Il segreto di Clitennestra

L’odore di erba stava lentamente invadendo la camera: «merda» pensa Nora sporgendosi fuori dalla finestra aperta il più possibile, guardando le macchine sfrecciare veloci e disordinate nel buio sotto di lei.

«Nora, cos’è quest’odore?», la voce di sua madre oltre la porta è chiara e forte.

«Cazzo stavolta è finita, mi ha sgamata in pieno» pensa Nora cercando di arieggiare la stanza agitando inutilmente le braccia.

Sua madre inizia a bussare alla porta fiutando da sola la risposta alla sua domanda: «ma ti stai fumando una canna per caso?»: al maresciallo non gliene sfugge una, cazzo.

Nora risponde con tono stupito e quasi offeso: «no mamma, macché! È la stufetta elettrica che fa ‘sta puzza, ormai è andata.»

«Ma mi prendi per scema? Guarda che adesso entro!», spalancando la porta nel momento stesso in cui avvisava che sarebbe entrata.

Nora getta immediatamente la canna dalla finestra, sperando di non centrare nessun passante, e guarda la madre impalata incrociando prontamente le braccia dietro la schiena, con gli occhi spalancati e una smorfia di finta sicurezza in faccia.

«Nora, ti ho già detto che non esiste che fumi in camera, e adesso ti becco a farti una canna! Ma io per cosa lavoro tutto il giorno? Per chi mi spacco la schiena?», la tragedia greca quotidiana aveva avuto inizio. Nora aveva sempre pensato che sua madre avrebbe dovuto fare l’attrice. Il suo tono di voce era potente e sicuro, e accompagnava le sue parole solenni con ampi gesti delle braccia, creando pathos tra i presenti. Era una Clitennestra che faceva l’operaia in cartiera, un talento sprecato. Raggiunto il climax finale, sua madre se ne esce dalla camera di Nora ancora incazzata. Aveva il turno di notte e doveva prepararsi per uscire.
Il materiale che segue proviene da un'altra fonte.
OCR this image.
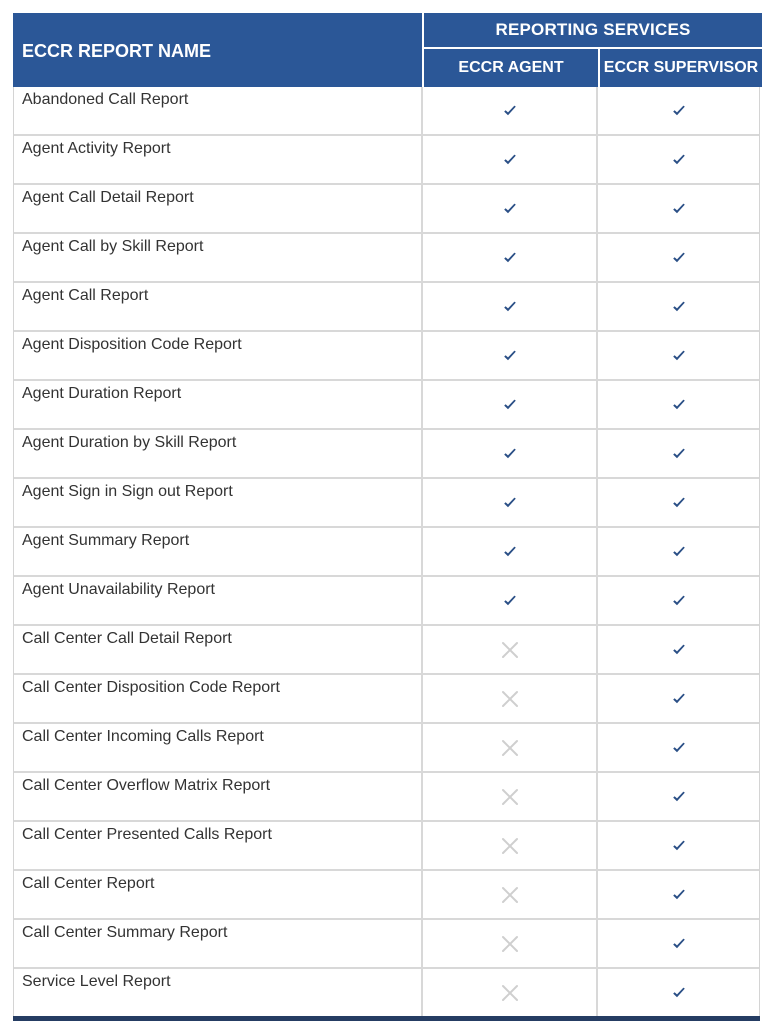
ECCR REPORT NAME
REPORTING SERVICES
ECCR AGENT	ECCR SUPERVISOR
Abandoned Call Report
Agent Activity Report
Agent Call Detail Report
Agent Call by Skill Report
Agent Call Report
Agent Disposition Code Report
Agent Duration Report
Agent Duration by Skill Report
Agent Sign in Sign out Report
Agent Summary Report
Agent Unavailability Report
Call Center Call Detail Report
Call Center Disposition Code Report
Call Center Incoming Calls Report
Call Center Overflow Matrix Report
Call Center Presented Calls Report
Call Center Report
Call Center Summary Report
Service Level Report
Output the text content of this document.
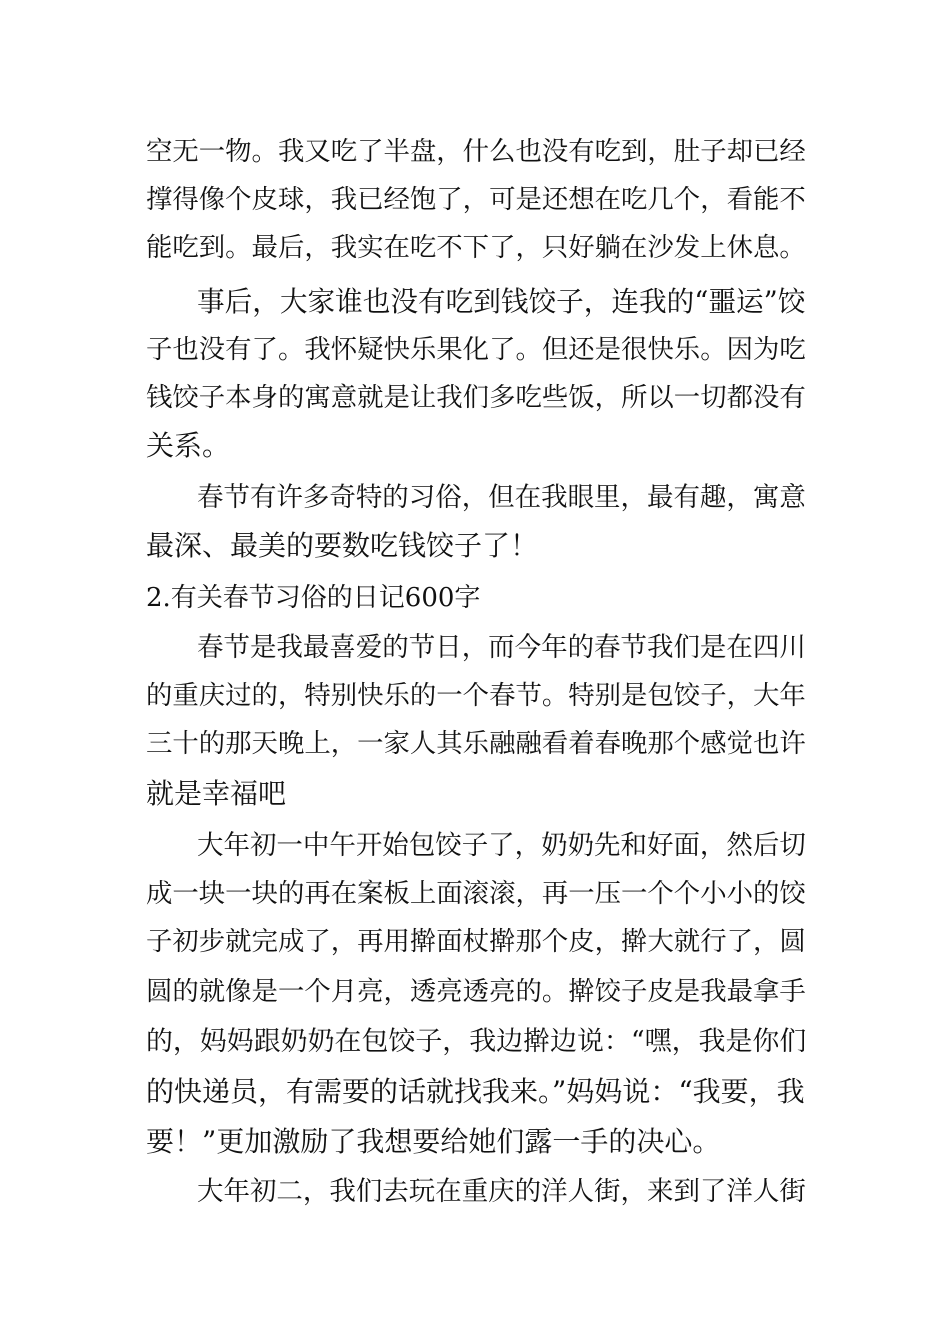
空无一物。我又吃了半盘，什么也没有吃到，肚子却已经
撑得像个皮球，我已经饱了，可是还想在吃几个，看能不
能吃到。最后，我实在吃不下了，只好躺在沙发上休息。
事后，大家谁也没有吃到钱饺子，连我的“噩运”饺
子也没有了。我怀疑快乐果化了。但还是很快乐。因为吃
钱饺子本身的寓意就是让我们多吃些饭，所以一切都没有
关系。
春节有许多奇特的习俗，但在我眼里，最有趣，寓意
最深、最美的要数吃钱饺子了！
2.有关春节习俗的日记600字
春节是我最喜爱的节日，而今年的春节我们是在四川
的重庆过的，特别快乐的一个春节。特别是包饺子，大年
三十的那天晚上，一家人其乐融融看着春晚那个感觉也许
就是幸福吧
大年初一中午开始包饺子了，奶奶先和好面，然后切
成一块一块的再在案板上面滚滚，再一压一个个小小的饺
子初步就完成了，再用擀面杖擀那个皮，擀大就行了，圆
圆的就像是一个月亮，透亮透亮的。擀饺子皮是我最拿手
的，妈妈跟奶奶在包饺子，我边擀边说：“嘿，我是你们
的快递员，有需要的话就找我来。”妈妈说：“我要，我
要！”更加激励了我想要给她们露一手的决心。
大年初二，我们去玩在重庆的洋人街，来到了洋人街
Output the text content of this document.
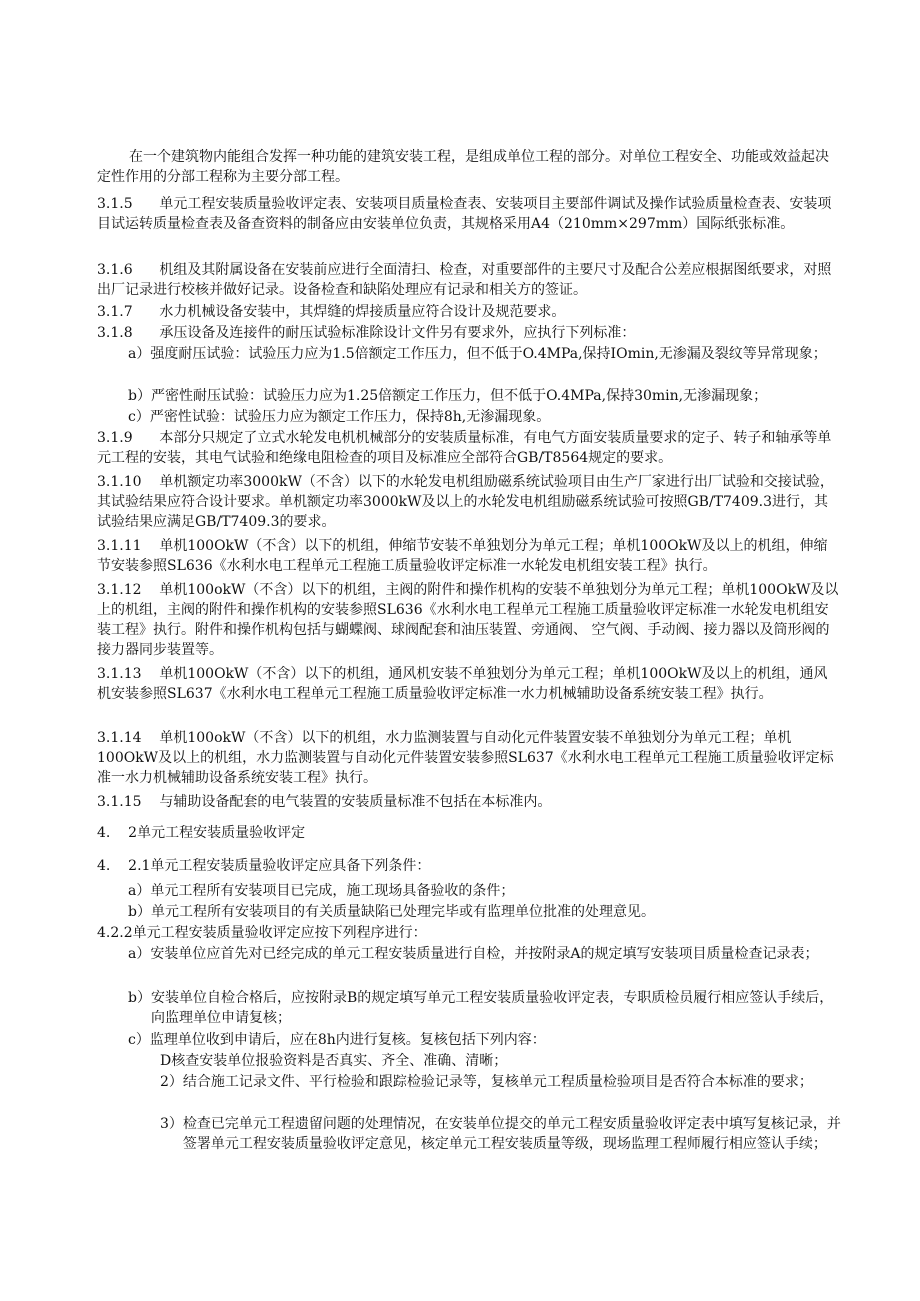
在一个建筑物内能组合发挥一种功能的建筑安装工程，是组成单位工程的部分。对单位工程安全、功能或效益起决定性作用的分部工程称为主要分部工程。
3.1.5 单元工程安装质量验收评定表、安装项目质量检查表、安装项目主要部件调试及操作试验质量检查表、安装项目试运转质量检查表及备查资料的制备应由安装单位负责，其规格采用A4（210mm×297mm）国际纸张标准。
3.1.6 机组及其附属设备在安装前应进行全面清扫、检查，对重要部件的主要尺寸及配合公差应根据图纸要求，对照出厂记录进行校核并做好记录。设备检查和缺陷处理应有记录和相关方的签证。
3.1.7 水力机械设备安装中，其焊缝的焊接质量应符合设计及规范要求。
3.1.8 承压设备及连接件的耐压试验标准除设计文件另有要求外，应执行下列标准：
a） 强度耐压试验：试验压力应为1.5倍额定工作压力，但不低于O.4MPa,保持IOmin,无渗漏及裂纹等异常现象；
b） 严密性耐压试验：试验压力应为1.25倍额定工作压力，但不低于O.4MPa,保持30min,无渗漏现象；
c） 严密性试验：试验压力应为额定工作压力，保持8h,无渗漏现象。
3.1.9 本部分只规定了立式水轮发电机机械部分的安装质量标准，有电气方面安装质量要求的定子、转子和轴承等单元工程的安装，其电气试验和绝缘电阻检查的项目及标准应全部符合GB/T8564规定的要求。
3.1.10 单机额定功率3000kW（不含）以下的水轮发电机组励磁系统试验项目由生产厂家进行出厂试验和交接试验，其试验结果应符合设计要求。单机额定功率3000kW及以上的水轮发电机组励磁系统试验可按照GB/T7409.3进行，其试验结果应满足GB/T7409.3的要求。
3.1.11 单机100OkW（不含）以下的机组，伸缩节安装不单独划分为单元工程；单机100OkW及以上的机组，伸缩节安装参照SL636《水利水电工程单元工程施工质量验收评定标准一水轮发电机组安装工程》执行。
3.1.12 单机100okW（不含）以下的机组，主阀的附件和操作机构的安装不单独划分为单元工程；单机100OkW及以上的机组，主阀的附件和操作机构的安装参照SL636《水利水电工程单元工程施工质量验收评定标准一水轮发电机组安装工程》执行。附件和操作机构包括与蝴蝶阀、球阀配套和油压装置、旁通阀、 空气阀、手动阀、接力器以及筒形阀的接力器同步装置等。
3.1.13 单机100OkW（不含）以下的机组，通风机安装不单独划分为单元工程；单机100OkW及以上的机组，通风机安装参照SL637《水利水电工程单元工程施工质量验收评定标准一水力机械辅助设备系统安装工程》执行。
3.1.14 单机100okW（不含）以下的机组，水力监测装置与自动化元件装置安装不单独划分为单元工程；单机100OkW及以上的机组，水力监测装置与自动化元件装置安装参照SL637《水利水电工程单元工程施工质量验收评定标准一水力机械辅助设备系统安装工程》执行。
3.1.15 与辅助设备配套的电气装置的安装质量标准不包括在本标准内。
4. 2单元工程安装质量验收评定
4. 2.1单元工程安装质量验收评定应具备下列条件：
a） 单元工程所有安装项目已完成，施工现场具备验收的条件；
b） 单元工程所有安装项目的有关质量缺陷已处理完毕或有监理单位批准的处理意见。
4.2.2单元工程安装质量验收评定应按下列程序进行：
a） 安装单位应首先对已经完成的单元工程安装质量进行自检，并按附录A的规定填写安装项目质量检查记录表；
b） 安装单位自检合格后，应按附录B的规定填写单元工程安装质量验收评定表，专职质检员履行相应签认手续后， 向监理单位申请复核；
c） 监理单位收到申请后，应在8h内进行复核。复核包括下列内容：
D核查安装单位报验资料是否真实、齐全、准确、清晰；
2） 结合施工记录文件、平行检验和跟踪检验记录等，复核单元工程质量检验项目是否符合本标准的要求；
3） 检查已完单元工程遗留问题的处理情况，在安装单位提交的单元工程安质量验收评定表中填写复核记录，并签署单元工程安装质量验收评定意见，核定单元工程安装质量等级，现场监理工程师履行相应签认手续；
Nora era dell’acquario, una testa di cazzo gigantesca. Mentre sua madre si stava infilando i vestiti da lavoro in camera, un vecchio maglione infeltrito e un paio di jeans da uomo, Nora si dirige verso l’attaccapanni e inizia a frugare nella borsa di sua madre per fregarle qualche soldo con cui si sarebbe comprata qualche grammo di erba, alla facciaccia sua. Nella borsa però Nora scorge una cosa che non si sarebbe mai aspettata di trovare: una fiaschetta d’acciaio.

«Dai, non può essere vero», pensa Nora, svitando il tappo e annusando il contenuto. Sembrava whisky. Ne bevve un sorso e sì, era proprio whisky. Sua madre, la donna tutta d’un pezzo che rompeva tanto con le responsabilità, beveva al lavoro?

Nora stava per partire in quarta per rinfacciarle tutto quello che si era appena sentita dire quando, con quella fiaschetta stretta in mano, si sentì una scema. Guardò la borsa frigo a terra, con dentro la cena che quella sera sua madre avrebbe consumato davanti alla macchina che manovrava, senza fermarsi. Nora rimise la fiaschetta nella borsa e decise di preparare un dolce, le avrebbe fatto trovare la colazione.